So after a long time, I caught up with friends back home and I kept hearing different accounts of different people...one thing that really stuck out, was that everyone had moved on. Someone was going on-site, another getting married, getting promoted, a baby on the way, new challenges of motherhood and there was even one filing for divorce... In the last few months so many things have changed and that scares me. I wonder if I will be able to pick up the reins of life and get back into the game. Do I even want to get into that game? Do I have the courage not to? So many unanswered questions.
This stay abroad, is turning out to be something I have always wanted, and with every passing day, I love it more. I love the fact that I am able to avoid the rat race and choose what I want to do with my time. I love the fact that there are far fewer eyes judging and measuring me; Are you putting on weight?, Have you bought a house?, Are you investing correctly? ,What CRR will you get? , Office politics?. There are definitely, far lesser obnoxious people who assume they know/own you and have the right to ask you anything they feel like...of course some of them taint their way across oceans via internet, but the point is, it is easier to shut out topics/people more easily from here. I cannot help but say this, personal space is a unknown concept in India.
So while I gave selective audience to the world and perfected the art of communication over internet, I also spent the last few months reading, seeing movies,dabbling with my colors,being more faithful to my blog, cooking/experimenting, traveling and of course learning a new language. I do have some bad days which make me wonder, about the decisions I have taken and sometimes, I am overcome by doubt and end up feeling a little lost, but then a new day dawns and I go on.
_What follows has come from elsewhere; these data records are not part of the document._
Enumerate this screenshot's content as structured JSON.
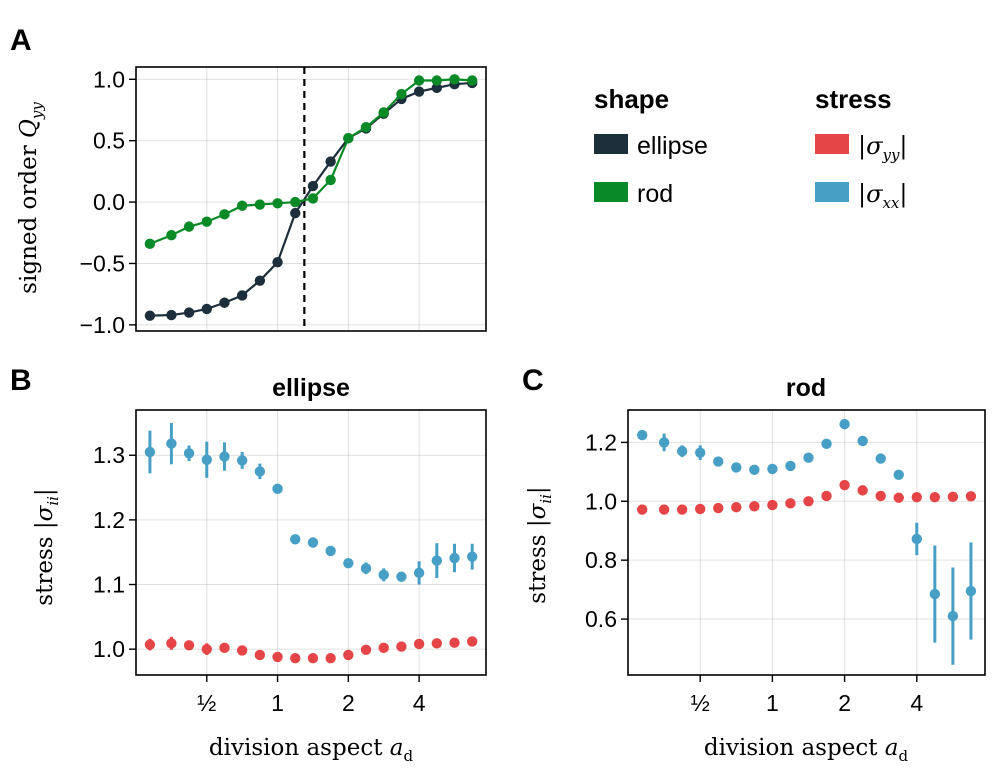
{
  "colors": {
    "ellipse": "#1c2f3a",
    "rod": "#0a8a27",
    "sigma_yy": "#e64548",
    "sigma_xx": "#479fc6"
  },
  "panels": {
    "A": {
      "letter": "A",
      "ylabel": "signed order",
      "ylabel_sym": "Q",
      "ylabel_sub": "yy"
    },
    "B": {
      "letter": "B",
      "title": "ellipse",
      "ylabel": "stress",
      "ylabel_sym": "|σ",
      "ylabel_sub": "ii",
      "ylabel_close": "|",
      "xlabel": "division aspect",
      "xlabel_sym": "a",
      "xlabel_sub": "d"
    },
    "C": {
      "letter": "C",
      "title": "rod",
      "ylabel": "stress",
      "ylabel_sym": "|σ",
      "ylabel_sub": "ii",
      "ylabel_close": "|",
      "xlabel": "division aspect",
      "xlabel_sym": "a",
      "xlabel_sub": "d"
    }
  },
  "legend": {
    "shape": {
      "title": "shape",
      "items": [
        "ellipse",
        "rod"
      ]
    },
    "stress": {
      "title": "stress",
      "items": [
        {
          "pre": "|σ",
          "sub": "yy",
          "post": "|"
        },
        {
          "pre": "|σ",
          "sub": "xx",
          "post": "|"
        }
      ]
    }
  },
  "chart_data": [
    {
      "panel": "A",
      "type": "line",
      "xscale": "log2",
      "x": [
        0.2865,
        0.3536,
        0.4204,
        0.5,
        0.5946,
        0.7071,
        0.8409,
        1,
        1.1892,
        1.4142,
        1.6818,
        2,
        2.3784,
        2.8284,
        3.3636,
        4,
        4.7568,
        5.6569,
        6.7272
      ],
      "xlim": [
        0.25,
        7.7
      ],
      "xticks": [],
      "xlabel": "",
      "ylabel": "signed order Q_yy",
      "ylim": [
        -1.05,
        1.1
      ],
      "yticks": [
        -1.0,
        -0.5,
        0.0,
        0.5,
        1.0
      ],
      "ytick_labels": [
        "−1.0",
        "−0.5",
        "0.0",
        "0.5",
        "1.0"
      ],
      "vline": {
        "x": 1.3,
        "style": "dashed"
      },
      "series": [
        {
          "name": "ellipse",
          "color_key": "ellipse",
          "values": [
            -0.925,
            -0.92,
            -0.9,
            -0.87,
            -0.82,
            -0.76,
            -0.64,
            -0.49,
            -0.09,
            0.13,
            0.33,
            0.52,
            0.6,
            0.72,
            0.84,
            0.9,
            0.93,
            0.96,
            0.97
          ]
        },
        {
          "name": "rod",
          "color_key": "rod",
          "values": [
            -0.34,
            -0.27,
            -0.2,
            -0.16,
            -0.1,
            -0.03,
            -0.02,
            -0.01,
            0.0,
            0.03,
            0.18,
            0.52,
            0.61,
            0.73,
            0.88,
            0.99,
            0.99,
            1.0,
            0.99
          ]
        }
      ]
    },
    {
      "panel": "B",
      "type": "scatter",
      "title": "ellipse",
      "xscale": "log2",
      "x": [
        0.2865,
        0.3536,
        0.4204,
        0.5,
        0.5946,
        0.7071,
        0.8409,
        1,
        1.1892,
        1.4142,
        1.6818,
        2,
        2.3784,
        2.8284,
        3.3636,
        4,
        4.7568,
        5.6569,
        6.7272
      ],
      "xlim": [
        0.25,
        7.7
      ],
      "xticks": [
        0.5,
        1,
        2,
        4
      ],
      "xtick_labels": [
        "½",
        "1",
        "2",
        "4"
      ],
      "xlabel": "division aspect a_d",
      "ylabel": "stress |σ_ii|",
      "ylim": [
        0.96,
        1.37
      ],
      "yticks": [
        1.0,
        1.1,
        1.2,
        1.3
      ],
      "ytick_labels": [
        "1.0",
        "1.1",
        "1.2",
        "1.3"
      ],
      "series": [
        {
          "name": "|σ_xx|",
          "color_key": "sigma_xx",
          "values": [
            1.305,
            1.318,
            1.303,
            1.293,
            1.298,
            1.292,
            1.275,
            1.248,
            1.17,
            1.165,
            1.152,
            1.133,
            1.125,
            1.115,
            1.112,
            1.118,
            1.137,
            1.141,
            1.143
          ],
          "errors": [
            0.033,
            0.032,
            0.012,
            0.028,
            0.022,
            0.013,
            0.012,
            0.004,
            0.003,
            0.004,
            0.004,
            0.004,
            0.009,
            0.01,
            0.004,
            0.018,
            0.027,
            0.022,
            0.02
          ]
        },
        {
          "name": "|σ_yy|",
          "color_key": "sigma_yy",
          "values": [
            1.007,
            1.009,
            1.006,
            1.0,
            1.002,
            0.998,
            0.991,
            0.988,
            0.986,
            0.986,
            0.986,
            0.991,
            0.999,
            1.002,
            1.004,
            1.008,
            1.009,
            1.01,
            1.012
          ],
          "errors": [
            0.009,
            0.01,
            0.004,
            0.009,
            0.004,
            0.003,
            0.002,
            0.002,
            0.002,
            0.002,
            0.002,
            0.003,
            0.003,
            0.002,
            0.002,
            0.005,
            0.004,
            0.007,
            0.006
          ]
        }
      ]
    },
    {
      "panel": "C",
      "type": "scatter",
      "title": "rod",
      "xscale": "log2",
      "x": [
        0.2865,
        0.3536,
        0.4204,
        0.5,
        0.5946,
        0.7071,
        0.8409,
        1,
        1.1892,
        1.4142,
        1.6818,
        2,
        2.3784,
        2.8284,
        3.3636,
        4,
        4.7568,
        5.6569,
        6.7272
      ],
      "xlim": [
        0.25,
        7.7
      ],
      "xticks": [
        0.5,
        1,
        2,
        4
      ],
      "xtick_labels": [
        "½",
        "1",
        "2",
        "4"
      ],
      "xlabel": "division aspect a_d",
      "ylabel": "stress |σ_ii|",
      "ylim": [
        0.41,
        1.31
      ],
      "yticks": [
        0.6,
        0.8,
        1.0,
        1.2
      ],
      "ytick_labels": [
        "0.6",
        "0.8",
        "1.0",
        "1.2"
      ],
      "series": [
        {
          "name": "|σ_xx|",
          "color_key": "sigma_xx",
          "values": [
            1.225,
            1.2,
            1.17,
            1.165,
            1.135,
            1.115,
            1.107,
            1.11,
            1.12,
            1.148,
            1.195,
            1.262,
            1.205,
            1.145,
            1.09,
            0.872,
            0.685,
            0.61,
            0.695
          ],
          "errors": [
            0.01,
            0.03,
            0.02,
            0.025,
            0.01,
            0.01,
            0.01,
            0.01,
            0.01,
            0.01,
            0.01,
            0.01,
            0.01,
            0.01,
            0.01,
            0.055,
            0.165,
            0.165,
            0.165
          ]
        },
        {
          "name": "|σ_yy|",
          "color_key": "sigma_yy",
          "values": [
            0.972,
            0.972,
            0.972,
            0.974,
            0.977,
            0.98,
            0.983,
            0.987,
            0.993,
            1.0,
            1.018,
            1.055,
            1.037,
            1.018,
            1.012,
            1.014,
            1.014,
            1.015,
            1.017
          ],
          "errors": [
            0.004,
            0.004,
            0.004,
            0.004,
            0.004,
            0.004,
            0.004,
            0.004,
            0.004,
            0.004,
            0.004,
            0.004,
            0.004,
            0.004,
            0.004,
            0.004,
            0.004,
            0.004,
            0.004
          ]
        }
      ]
    }
  ]
}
It has been six months, since I landed here, today. I remember the day clearly....It was 12th of June and all that is good in the world shone green and bright. I remember the anticipation followed by a heady feeling of starting over in a new city. All the nooks and corners, waiting to be discovered. The challenge of adjusting to a new way of life....This is longest period, I have ever been away from all that I call home and I am not sure, if I am ready to go back and fall into that way of life, just yet. P has been everything and more I hoped for and I am grateful for that. Call me a coward but I secretly hope that this stint will not end anywhere in near future and if it does, I hope I am ready by then.